Some young people shy away from the Church and following Jesus for fear that life will lose its luster. I’m not sure where that notion comes from. But I do know that it does not derive from the New Testament, at least not from a true understanding of the New Testament. There is enough tragedy in its pages to make it the saddest book in all the world. Yet instead there is a prevailing mood of joy, confidence, and expectation.

Jesus was certainly no frowning savior. His first followers were for the most part young people. Even children were attracted by His charm. All of which suggests that Jesus was probably known more for His smiles than His tears.

And yet Jesus is often contradicting the idea that the purposes of life is to have a good time. That, of course, as you know, is a very commonly held opinion in our day; but is not a 21st     century invention. The fun-and-games view of life has been around a very long time. “Eat, drink and be merry for tomorrow you may die” is a slogan dating back to before the time of Jesus. So Jesus is telling us that we need to take a different look at life. A realistic look at life!

Having fun is not a bad thing. It is just much too small a thing to live for. Whenever we make it the primary mission of our life, for some reason it just doesn’t work. Few people enjoy life less than the people who live for no other reason than to have fun. The more they get what they want, the less they want what they get.

We need to see that there is more to life than laughter. This world of ours confronts us with some very harsh and at times sad things. All around us are people who are hurting or lonely or afraid. Our mission in life ought to be not so much to have fun as it is to care about each other.

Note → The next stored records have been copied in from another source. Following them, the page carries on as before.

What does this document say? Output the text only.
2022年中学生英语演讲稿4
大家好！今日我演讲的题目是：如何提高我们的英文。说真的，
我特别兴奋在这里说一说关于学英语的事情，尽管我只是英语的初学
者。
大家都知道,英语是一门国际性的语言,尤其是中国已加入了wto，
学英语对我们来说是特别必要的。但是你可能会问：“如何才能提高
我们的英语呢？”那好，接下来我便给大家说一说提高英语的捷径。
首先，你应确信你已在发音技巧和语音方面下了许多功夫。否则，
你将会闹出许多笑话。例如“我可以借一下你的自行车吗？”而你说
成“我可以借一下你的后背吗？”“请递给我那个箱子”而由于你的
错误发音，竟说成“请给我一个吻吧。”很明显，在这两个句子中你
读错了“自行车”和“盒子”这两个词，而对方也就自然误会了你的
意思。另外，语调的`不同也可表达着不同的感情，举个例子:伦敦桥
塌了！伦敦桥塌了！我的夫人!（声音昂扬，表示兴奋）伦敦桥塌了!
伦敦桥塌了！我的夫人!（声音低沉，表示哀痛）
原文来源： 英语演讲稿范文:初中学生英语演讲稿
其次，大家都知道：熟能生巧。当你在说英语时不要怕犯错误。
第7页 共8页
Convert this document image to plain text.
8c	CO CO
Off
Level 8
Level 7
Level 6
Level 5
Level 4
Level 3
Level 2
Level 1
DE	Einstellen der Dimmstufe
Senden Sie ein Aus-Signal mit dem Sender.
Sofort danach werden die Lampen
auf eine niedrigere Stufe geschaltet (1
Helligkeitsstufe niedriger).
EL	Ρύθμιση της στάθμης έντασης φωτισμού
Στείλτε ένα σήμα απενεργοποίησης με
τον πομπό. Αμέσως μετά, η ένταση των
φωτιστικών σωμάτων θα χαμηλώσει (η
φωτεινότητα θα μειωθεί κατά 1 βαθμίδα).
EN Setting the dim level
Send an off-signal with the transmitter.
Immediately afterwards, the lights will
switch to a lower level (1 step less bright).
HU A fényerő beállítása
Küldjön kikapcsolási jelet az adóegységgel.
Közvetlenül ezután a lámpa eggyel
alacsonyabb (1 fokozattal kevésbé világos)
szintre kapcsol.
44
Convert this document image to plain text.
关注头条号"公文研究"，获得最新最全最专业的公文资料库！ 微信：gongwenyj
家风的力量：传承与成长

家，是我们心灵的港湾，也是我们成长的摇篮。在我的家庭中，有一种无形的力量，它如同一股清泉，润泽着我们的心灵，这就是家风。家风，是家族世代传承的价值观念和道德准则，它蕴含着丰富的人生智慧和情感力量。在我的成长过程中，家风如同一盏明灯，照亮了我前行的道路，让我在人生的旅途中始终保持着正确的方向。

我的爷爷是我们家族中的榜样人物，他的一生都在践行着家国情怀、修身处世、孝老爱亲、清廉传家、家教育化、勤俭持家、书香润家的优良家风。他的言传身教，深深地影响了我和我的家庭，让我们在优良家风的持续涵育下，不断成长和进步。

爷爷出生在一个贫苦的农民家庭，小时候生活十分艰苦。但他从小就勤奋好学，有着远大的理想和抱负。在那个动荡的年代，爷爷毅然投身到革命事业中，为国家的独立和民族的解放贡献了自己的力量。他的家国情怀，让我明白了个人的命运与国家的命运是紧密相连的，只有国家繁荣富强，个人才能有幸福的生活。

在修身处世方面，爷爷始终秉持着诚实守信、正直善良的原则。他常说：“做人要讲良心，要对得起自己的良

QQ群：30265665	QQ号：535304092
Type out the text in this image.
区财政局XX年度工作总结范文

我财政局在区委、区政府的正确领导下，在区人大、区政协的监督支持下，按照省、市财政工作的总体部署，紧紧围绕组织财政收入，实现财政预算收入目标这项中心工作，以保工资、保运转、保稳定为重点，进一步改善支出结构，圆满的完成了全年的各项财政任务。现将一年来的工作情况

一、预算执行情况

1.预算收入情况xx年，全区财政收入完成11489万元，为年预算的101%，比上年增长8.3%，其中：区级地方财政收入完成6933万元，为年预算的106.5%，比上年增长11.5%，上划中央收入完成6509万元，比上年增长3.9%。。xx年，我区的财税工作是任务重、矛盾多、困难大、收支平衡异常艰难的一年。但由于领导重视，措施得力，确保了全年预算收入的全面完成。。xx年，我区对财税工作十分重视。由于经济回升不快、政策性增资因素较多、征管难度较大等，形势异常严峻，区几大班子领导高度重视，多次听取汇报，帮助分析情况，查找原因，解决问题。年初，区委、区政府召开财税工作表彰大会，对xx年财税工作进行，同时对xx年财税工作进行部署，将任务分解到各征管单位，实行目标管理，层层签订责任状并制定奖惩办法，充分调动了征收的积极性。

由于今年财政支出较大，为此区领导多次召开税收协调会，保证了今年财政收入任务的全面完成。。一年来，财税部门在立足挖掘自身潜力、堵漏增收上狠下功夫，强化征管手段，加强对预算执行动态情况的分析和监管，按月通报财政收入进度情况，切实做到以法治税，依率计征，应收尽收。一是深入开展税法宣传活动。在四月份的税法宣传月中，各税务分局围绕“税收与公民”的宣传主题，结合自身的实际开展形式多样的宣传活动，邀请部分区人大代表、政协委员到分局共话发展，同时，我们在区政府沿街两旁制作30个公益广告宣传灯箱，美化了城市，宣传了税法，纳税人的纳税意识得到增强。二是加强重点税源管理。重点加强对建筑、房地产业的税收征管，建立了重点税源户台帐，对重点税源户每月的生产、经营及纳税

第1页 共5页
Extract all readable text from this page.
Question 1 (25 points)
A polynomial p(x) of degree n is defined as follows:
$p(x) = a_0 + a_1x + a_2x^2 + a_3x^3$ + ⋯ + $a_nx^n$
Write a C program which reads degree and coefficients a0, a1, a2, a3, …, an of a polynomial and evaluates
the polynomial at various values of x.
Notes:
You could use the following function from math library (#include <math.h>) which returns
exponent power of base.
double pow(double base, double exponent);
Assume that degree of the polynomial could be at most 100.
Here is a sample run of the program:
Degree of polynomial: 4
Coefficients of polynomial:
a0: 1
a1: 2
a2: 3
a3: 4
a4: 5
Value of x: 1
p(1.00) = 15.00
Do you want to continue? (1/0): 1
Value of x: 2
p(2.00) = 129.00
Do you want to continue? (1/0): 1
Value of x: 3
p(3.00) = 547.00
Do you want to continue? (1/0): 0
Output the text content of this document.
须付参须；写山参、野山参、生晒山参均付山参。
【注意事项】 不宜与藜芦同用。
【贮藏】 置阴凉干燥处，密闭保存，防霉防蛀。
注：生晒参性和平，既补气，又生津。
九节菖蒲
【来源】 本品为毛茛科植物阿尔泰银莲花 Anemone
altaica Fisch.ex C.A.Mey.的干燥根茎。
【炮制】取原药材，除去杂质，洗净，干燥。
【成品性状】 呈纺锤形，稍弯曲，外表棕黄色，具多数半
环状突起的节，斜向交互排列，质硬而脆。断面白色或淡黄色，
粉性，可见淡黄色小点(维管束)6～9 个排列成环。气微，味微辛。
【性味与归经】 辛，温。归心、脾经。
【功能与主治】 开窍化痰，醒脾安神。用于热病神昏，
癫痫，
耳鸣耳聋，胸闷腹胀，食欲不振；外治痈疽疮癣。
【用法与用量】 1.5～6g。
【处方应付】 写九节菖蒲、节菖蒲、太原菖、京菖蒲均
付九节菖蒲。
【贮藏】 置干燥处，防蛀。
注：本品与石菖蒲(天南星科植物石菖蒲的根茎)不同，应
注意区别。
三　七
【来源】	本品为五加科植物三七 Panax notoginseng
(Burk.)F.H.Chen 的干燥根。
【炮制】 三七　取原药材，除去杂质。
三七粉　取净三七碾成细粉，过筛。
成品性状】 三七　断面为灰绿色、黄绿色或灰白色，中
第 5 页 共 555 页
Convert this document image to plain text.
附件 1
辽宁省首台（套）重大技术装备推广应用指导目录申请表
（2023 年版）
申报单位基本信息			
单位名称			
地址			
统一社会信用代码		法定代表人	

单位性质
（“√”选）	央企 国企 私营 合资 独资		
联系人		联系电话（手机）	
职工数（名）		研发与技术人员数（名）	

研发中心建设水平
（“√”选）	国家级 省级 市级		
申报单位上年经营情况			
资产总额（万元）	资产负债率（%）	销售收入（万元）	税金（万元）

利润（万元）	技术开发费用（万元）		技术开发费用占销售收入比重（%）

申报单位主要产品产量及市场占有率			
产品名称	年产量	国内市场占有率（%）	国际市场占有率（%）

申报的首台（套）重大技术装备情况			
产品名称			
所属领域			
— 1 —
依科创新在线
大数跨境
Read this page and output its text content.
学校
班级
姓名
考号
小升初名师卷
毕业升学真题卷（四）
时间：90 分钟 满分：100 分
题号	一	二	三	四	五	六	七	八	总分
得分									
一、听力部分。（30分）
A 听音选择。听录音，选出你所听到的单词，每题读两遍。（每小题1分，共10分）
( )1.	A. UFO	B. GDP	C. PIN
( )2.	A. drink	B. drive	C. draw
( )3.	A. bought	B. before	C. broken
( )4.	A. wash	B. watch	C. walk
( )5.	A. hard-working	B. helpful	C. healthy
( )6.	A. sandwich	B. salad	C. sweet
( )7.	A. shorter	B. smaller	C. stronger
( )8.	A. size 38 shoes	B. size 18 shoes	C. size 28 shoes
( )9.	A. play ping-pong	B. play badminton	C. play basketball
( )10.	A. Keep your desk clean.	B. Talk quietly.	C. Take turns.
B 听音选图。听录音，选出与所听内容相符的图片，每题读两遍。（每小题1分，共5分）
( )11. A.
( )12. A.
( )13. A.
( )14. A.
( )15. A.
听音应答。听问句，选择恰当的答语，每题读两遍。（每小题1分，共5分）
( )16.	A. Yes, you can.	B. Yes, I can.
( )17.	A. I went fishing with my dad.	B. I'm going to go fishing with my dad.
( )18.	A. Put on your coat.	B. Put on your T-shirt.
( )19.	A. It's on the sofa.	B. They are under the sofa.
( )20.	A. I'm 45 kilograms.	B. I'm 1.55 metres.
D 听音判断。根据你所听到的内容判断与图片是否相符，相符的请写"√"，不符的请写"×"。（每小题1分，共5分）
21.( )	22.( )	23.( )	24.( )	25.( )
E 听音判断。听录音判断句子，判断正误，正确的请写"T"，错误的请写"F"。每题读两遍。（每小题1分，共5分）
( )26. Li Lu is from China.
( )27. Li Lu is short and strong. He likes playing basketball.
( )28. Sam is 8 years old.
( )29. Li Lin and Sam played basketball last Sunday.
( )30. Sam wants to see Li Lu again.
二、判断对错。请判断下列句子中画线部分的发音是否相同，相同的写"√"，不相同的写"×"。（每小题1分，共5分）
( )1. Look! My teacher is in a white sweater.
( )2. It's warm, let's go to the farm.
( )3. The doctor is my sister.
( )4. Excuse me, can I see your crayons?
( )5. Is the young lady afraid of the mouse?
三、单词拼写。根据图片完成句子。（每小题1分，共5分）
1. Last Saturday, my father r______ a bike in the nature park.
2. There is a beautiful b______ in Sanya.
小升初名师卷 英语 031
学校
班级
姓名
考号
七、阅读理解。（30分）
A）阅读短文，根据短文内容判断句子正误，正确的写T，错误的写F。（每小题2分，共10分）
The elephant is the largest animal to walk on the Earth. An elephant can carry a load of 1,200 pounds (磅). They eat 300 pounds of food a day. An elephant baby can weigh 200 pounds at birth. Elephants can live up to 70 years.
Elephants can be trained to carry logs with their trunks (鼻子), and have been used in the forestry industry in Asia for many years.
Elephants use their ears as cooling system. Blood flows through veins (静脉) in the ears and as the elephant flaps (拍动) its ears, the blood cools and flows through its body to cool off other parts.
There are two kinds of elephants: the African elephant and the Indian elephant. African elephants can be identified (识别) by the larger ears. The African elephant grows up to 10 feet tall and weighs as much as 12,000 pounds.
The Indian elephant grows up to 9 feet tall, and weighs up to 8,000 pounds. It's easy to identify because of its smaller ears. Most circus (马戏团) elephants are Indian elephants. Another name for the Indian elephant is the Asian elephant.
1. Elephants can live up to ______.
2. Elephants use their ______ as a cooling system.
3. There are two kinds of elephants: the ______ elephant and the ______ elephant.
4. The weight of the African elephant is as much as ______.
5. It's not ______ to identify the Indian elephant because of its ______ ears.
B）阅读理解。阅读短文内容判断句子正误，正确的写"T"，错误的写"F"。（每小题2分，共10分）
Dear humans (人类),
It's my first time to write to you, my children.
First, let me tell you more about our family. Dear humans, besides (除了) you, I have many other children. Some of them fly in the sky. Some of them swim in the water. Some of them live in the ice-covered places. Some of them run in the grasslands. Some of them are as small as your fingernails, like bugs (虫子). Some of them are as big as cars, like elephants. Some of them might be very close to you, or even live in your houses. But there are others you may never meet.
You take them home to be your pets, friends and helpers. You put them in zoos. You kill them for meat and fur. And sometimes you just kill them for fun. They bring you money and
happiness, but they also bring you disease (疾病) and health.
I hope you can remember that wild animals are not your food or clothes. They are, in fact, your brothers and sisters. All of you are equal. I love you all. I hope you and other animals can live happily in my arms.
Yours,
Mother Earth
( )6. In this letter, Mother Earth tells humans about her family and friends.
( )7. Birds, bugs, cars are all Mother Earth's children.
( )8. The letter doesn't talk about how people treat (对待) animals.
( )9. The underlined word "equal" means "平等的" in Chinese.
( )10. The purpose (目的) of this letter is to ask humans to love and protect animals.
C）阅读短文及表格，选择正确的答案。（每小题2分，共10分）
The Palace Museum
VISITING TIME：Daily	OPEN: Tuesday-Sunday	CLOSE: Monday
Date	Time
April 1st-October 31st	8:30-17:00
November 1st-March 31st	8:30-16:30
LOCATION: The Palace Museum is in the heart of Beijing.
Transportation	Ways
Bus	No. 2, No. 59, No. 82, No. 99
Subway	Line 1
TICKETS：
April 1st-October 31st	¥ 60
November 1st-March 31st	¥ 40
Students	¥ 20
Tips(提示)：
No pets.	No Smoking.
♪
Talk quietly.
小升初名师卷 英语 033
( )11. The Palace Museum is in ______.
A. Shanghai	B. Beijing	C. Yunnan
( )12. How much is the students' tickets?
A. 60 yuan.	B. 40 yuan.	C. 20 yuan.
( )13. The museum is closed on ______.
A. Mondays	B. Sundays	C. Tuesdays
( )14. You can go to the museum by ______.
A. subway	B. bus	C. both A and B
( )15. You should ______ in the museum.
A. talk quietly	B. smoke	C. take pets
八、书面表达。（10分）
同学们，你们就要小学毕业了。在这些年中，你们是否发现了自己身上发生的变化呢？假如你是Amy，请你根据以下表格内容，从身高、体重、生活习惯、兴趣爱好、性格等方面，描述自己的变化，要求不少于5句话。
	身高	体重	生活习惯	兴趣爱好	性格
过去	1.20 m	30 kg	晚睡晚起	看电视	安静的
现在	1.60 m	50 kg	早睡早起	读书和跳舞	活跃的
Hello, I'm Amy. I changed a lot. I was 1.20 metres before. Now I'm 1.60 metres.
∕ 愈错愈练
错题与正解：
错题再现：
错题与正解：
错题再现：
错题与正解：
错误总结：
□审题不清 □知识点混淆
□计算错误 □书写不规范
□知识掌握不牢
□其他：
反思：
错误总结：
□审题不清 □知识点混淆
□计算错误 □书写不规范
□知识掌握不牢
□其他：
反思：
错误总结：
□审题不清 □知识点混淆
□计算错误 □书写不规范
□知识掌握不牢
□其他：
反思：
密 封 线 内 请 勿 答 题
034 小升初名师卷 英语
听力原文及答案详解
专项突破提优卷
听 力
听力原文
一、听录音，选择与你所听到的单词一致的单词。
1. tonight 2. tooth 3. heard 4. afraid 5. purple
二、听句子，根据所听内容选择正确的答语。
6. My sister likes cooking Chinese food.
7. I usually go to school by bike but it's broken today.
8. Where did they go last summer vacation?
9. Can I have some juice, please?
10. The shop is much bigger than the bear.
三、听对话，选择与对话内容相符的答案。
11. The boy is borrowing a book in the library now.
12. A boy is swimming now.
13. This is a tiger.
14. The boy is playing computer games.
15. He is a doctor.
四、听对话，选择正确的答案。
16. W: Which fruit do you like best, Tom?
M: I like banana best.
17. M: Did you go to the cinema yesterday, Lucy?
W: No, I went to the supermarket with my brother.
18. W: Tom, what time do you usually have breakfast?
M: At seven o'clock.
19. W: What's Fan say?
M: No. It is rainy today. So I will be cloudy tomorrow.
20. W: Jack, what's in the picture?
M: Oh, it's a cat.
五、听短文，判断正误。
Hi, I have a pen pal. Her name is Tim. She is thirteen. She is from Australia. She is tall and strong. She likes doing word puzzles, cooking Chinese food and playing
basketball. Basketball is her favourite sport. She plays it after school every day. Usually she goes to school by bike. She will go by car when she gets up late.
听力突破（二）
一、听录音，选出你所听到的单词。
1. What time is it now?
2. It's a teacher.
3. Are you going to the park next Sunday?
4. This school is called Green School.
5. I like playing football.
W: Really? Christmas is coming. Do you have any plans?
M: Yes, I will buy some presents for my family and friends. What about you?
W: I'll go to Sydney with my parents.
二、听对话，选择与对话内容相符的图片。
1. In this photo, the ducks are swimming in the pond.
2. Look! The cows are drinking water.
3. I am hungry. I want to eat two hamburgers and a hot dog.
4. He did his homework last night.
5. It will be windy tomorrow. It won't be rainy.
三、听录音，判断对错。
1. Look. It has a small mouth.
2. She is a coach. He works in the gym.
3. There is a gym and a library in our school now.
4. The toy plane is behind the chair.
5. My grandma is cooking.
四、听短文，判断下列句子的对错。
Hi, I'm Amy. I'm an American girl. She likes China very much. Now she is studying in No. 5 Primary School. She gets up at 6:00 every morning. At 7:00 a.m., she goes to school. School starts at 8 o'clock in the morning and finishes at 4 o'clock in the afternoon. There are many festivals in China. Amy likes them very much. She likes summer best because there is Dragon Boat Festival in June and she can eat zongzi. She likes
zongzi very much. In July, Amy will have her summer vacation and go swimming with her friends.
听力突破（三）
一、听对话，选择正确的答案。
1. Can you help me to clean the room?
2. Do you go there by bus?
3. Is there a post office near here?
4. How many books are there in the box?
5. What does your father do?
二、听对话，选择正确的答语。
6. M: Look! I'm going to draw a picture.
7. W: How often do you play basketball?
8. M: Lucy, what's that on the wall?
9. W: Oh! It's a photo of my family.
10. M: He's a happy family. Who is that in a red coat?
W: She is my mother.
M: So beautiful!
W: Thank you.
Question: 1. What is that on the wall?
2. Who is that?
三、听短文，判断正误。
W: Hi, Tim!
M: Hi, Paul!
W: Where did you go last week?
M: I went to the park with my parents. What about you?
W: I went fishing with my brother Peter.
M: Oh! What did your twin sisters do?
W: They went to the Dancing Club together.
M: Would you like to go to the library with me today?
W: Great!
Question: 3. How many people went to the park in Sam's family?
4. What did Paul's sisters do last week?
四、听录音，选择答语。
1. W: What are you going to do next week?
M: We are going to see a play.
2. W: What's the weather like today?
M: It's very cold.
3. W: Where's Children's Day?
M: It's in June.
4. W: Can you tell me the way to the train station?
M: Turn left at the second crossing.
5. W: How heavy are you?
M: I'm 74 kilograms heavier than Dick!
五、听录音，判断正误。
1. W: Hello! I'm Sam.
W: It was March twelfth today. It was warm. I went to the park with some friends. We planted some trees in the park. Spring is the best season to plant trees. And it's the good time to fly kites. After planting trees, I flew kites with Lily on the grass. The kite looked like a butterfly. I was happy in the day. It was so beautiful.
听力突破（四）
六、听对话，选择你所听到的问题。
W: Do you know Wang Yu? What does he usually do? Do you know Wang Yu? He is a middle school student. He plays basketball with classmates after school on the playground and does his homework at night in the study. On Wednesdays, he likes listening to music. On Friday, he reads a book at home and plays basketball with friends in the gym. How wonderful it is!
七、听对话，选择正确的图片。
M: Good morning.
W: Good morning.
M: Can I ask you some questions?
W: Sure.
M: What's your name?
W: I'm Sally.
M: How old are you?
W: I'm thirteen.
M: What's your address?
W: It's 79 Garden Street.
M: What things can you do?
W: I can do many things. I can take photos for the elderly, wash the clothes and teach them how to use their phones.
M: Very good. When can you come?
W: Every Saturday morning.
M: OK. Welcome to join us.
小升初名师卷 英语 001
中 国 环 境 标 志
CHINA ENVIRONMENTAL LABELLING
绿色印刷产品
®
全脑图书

There is in life a strange paradox. It is this: no one laughs more frequently or more deeply than the people who know how to care and how to weep for the sorrows of others. The primary      enemy of joy is selfishness. But if one forgets about oneself and learns to care about others, one will learn how to truly be joyous and will learn how to laugh.

So Christianity is sort of like buying a new pair of eye-glasses. They’re not rose colored – they don’t make everything look sweet and nice. They’re realistic glasses. They bring life into sharper focus and give us a new way of looking at things which will fill our lives with true and lasting joy.